- The full script, crawling_web_step1.py, is available in GitHub at the following link: https://github.com/PacktPublishing/Python-Automation-Cookbook/blob/master/Chapter03/crawling_web_step1.py. The most relevant bits are displayed here:
...
def process_link(source_link, text):
logging.info(f'Extracting links from {source_link}')
parsed_source = urlparse(source_link)
result = requests.get(source_link)
# Error handling. See GitHub for details
...
page = BeautifulSoup(result.text, 'html.parser')
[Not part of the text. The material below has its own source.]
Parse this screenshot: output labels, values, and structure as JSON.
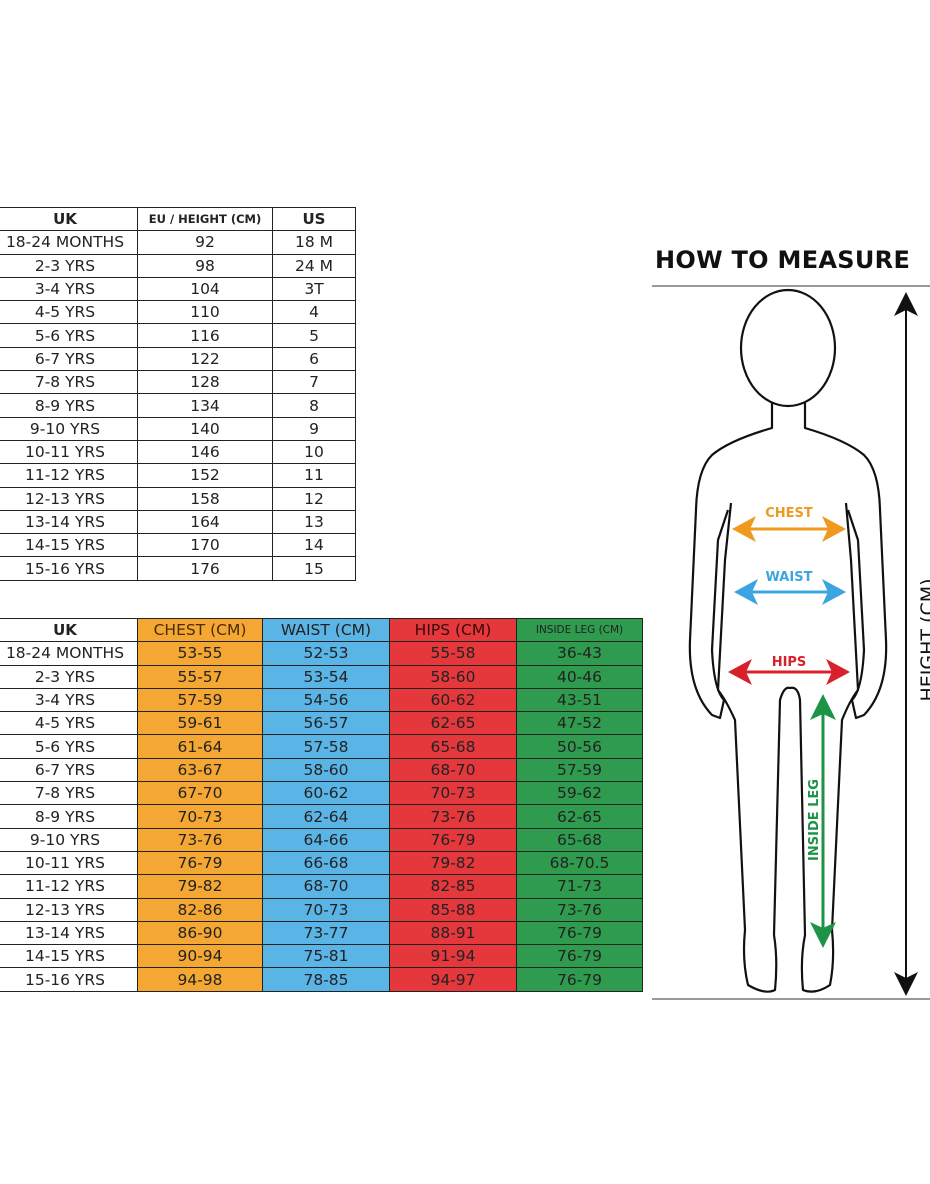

search_text(source_link, page, text)
return get_links(parsed_source, page)
def get_links(parsed_source, page):
'''Retrieve the links on the page'''
links = []
for element in page.find_all('a'):
link = element.get('href')
# Validate is a valid link. See GitHub for details
...
links.append(link)
return links
- Search for references to python, to return a list with URLs that contain it and the paragraph. Notice there are a couple of errors because of broken links:
$ python crawling_web_step1.py https://localhost:8000/ -p python
Link http://localhost:8000/: --> A smaller article , that contains a reference to Python
Link http://localhost:8000/files/5eabef23f63024c20389c34b94dee593-1.html: --> A smaller article , that contains a reference to Python
Link http://localhost:8000/files/33714fc865e02aeda2dabb9a42a787b2-0.html: --> This is the actual bit with a python reference that we are interested in.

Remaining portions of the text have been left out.